Greenfield spent five years filming the documentary, a period that spanned Imelda’s rise from a period as a lowly congresswoman to the rebirth of her power. “As we worked over the five years it became clear that they were coming back to power. And that this wasn’t a story about the past; it was a story about the present,” she said.

That transformation was made possible by a change in the perception of the Marcos family, who were chased out of the country in disgrace 30 years ago. An aggressive use of social media as well as campaigning to have schools change the way the history of their reign was taught have helped to reinvent their reputation.

“Perceptions are real, the truth is not,” says Imelda in the film.

“She’s aware of the power of the media,” explained Greenfield. “She says ‘The gun can kill you only till the grave, and the media can kill you to infinity and beyond.’ And they've been very adept at using social media to communicate their talking points about martial law and the Marcos era. That was a really big part of how they seeded a lot of the ideas. Bongbong really went after the younger generation which didn't really remember martial law.”

Thus the Marcos family have succeeded in ingratiating themselves back into polite society and into the hearts of millions of voters.

As the film begins, we are swept into Imelda’s attractive and rarefied world. “At first I found her kind and generous, and captivating and funny, and able to laugh at herself in a way that was kind of endearing. And then as I learned of the terrible and tragic consequences of the regime that she was complicit in, my view of her and also her version of history really changed,” Greenfield said.

Kingmaker shows us both sides. The film’s brilliance lies in allowing us to see the autocrat’s delusion in still believing they speak for the common man. It’s a familiar theme.

“Imelda talks about her friends who other people thought were monsters, but she thought were kind and generous like Saddam Hussein and Chairman Mao. It makes you think of Trump's bedfellows and who he's attracted to, like Putin and even Duterte,” said Greenfield.

I do think she believes her story. And the people around her don’t disabuse her of that. In a way she’s got her own delusions.
Director Lauren Greenfield

Imelda says Mao kissed her hand and congratulated her personally for ending the Cold War.
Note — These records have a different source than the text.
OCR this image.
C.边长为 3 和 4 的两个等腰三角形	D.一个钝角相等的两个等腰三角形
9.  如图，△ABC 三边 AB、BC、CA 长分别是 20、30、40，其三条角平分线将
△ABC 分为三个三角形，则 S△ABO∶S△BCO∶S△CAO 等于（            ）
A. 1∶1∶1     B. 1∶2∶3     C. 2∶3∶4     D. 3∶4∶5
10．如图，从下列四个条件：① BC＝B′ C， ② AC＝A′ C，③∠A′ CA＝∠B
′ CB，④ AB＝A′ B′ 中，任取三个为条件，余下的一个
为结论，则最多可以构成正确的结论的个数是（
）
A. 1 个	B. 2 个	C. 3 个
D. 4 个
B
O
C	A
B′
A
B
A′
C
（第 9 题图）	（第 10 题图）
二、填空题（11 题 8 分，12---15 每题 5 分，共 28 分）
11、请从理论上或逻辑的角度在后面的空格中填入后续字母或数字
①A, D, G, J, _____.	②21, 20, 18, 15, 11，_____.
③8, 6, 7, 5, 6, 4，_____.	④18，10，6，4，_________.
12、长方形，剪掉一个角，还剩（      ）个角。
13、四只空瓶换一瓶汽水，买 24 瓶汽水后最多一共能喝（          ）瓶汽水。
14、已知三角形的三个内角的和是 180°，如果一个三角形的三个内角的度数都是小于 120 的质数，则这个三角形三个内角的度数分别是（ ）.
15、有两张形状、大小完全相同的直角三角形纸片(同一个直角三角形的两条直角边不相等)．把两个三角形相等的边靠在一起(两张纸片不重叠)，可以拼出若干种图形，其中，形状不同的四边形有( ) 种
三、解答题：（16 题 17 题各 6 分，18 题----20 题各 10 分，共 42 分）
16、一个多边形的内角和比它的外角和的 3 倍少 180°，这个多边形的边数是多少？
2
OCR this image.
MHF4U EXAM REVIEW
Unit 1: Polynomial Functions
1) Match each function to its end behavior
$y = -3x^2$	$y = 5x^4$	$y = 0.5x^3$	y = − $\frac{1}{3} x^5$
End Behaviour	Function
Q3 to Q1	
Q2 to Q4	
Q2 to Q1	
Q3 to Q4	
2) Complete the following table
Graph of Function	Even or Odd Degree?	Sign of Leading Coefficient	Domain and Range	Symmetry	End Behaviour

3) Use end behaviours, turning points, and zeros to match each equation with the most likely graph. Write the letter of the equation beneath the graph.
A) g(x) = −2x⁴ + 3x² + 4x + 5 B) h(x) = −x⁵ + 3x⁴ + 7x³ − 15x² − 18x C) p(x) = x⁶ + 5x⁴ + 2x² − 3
She also claims to have given him the idea for the Cultural Revolution.

By joining forces with Duterte, the Marcos family is emphasizing the continuity with a new generation of strongmen. “Duterte was really the expression of the terror of dictatorship coming back, they were leaning in to what happened and trying to get back there again,” said Greenfield.

“It's a cautionary tale for us about what happens when you don't remember history; about the fragility of democracy and the return to authoritarian regimes,” the director said. “I didn't start the movie as just being about the Philippines and I am pleased that people are seeing it as a reflection also of what's going on in the U.S. and the rise of nationalism in Europe.”